一道矩阵题,加密方法不难,涉及矩阵运算。

题目给出了密文$E$,还有三个辅助量$M_1=LUL,M_2=L^{-1}S^2L,M_{10}=R^{-1}S^8$。 其中$R$是一个随机矩阵,$L,U$是$S$的$LU$分解,即$S=LU$。加密方法为$E=L^{-1}S(A+R)$,$A$就是明文

这边简单地提一下什么是矩阵的$LU$分解,就是对于任意一个矩阵$M$,可以将其沿主对角线拆分成一个上三角矩阵$U$和一个下三角矩阵$L$,使得$LU=S$,其中$\det L=1,\det U=\det S$,因此这种分解方法是唯一的。

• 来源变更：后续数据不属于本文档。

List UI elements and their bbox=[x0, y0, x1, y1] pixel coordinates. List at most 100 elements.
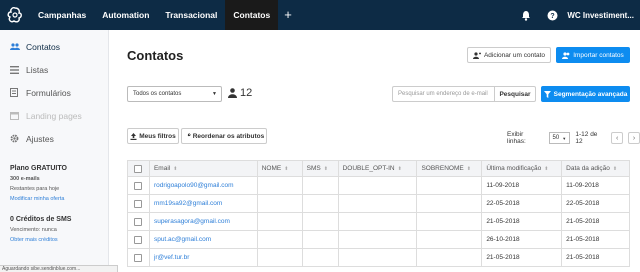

由于$M_1=LUL=SL,M_2=L^{-1}S^2L$,根据矩阵的逆运算,因此$M_2^{-1}=L^{-1}S^{-2}L$,因此我们可以有:
$$
M_3=M_1M_2^{-1}=SLL^{-1}S^{-2}L=S^{-1}L=U^{-1}L^{-1}L=U^{-1}
$$
很显然,如果我们想要凑$S$出来,那就要消去$L$,由于我们发现$M_3=S^{-1}L,M_1=SL$,因此我们计算$M_1M_3^{-1}$,有
$$
M_1M_3^{-1}=SLL^{-1}S=S^2
$$
有了$S^2$,那么我们可以计算出$S^8$,进而计算出$S^{-8}$。故
$$
R=(M_{10}(S^{-8}))^{-1}=S^8M_{10}^{-1}
$$
由于$M_3=U^{-1}$,因此对$M_3$直接求逆就得到了$U$。到目前为止,$R,U$都得到了,而$E=L^{-1}S(A+R)=U(A+R)=UA+UR$,因此$A$很容易就可以得到了。然后根据他的规则,将矩阵里对应的数字转化成字典中的内容,这道题就解出来了。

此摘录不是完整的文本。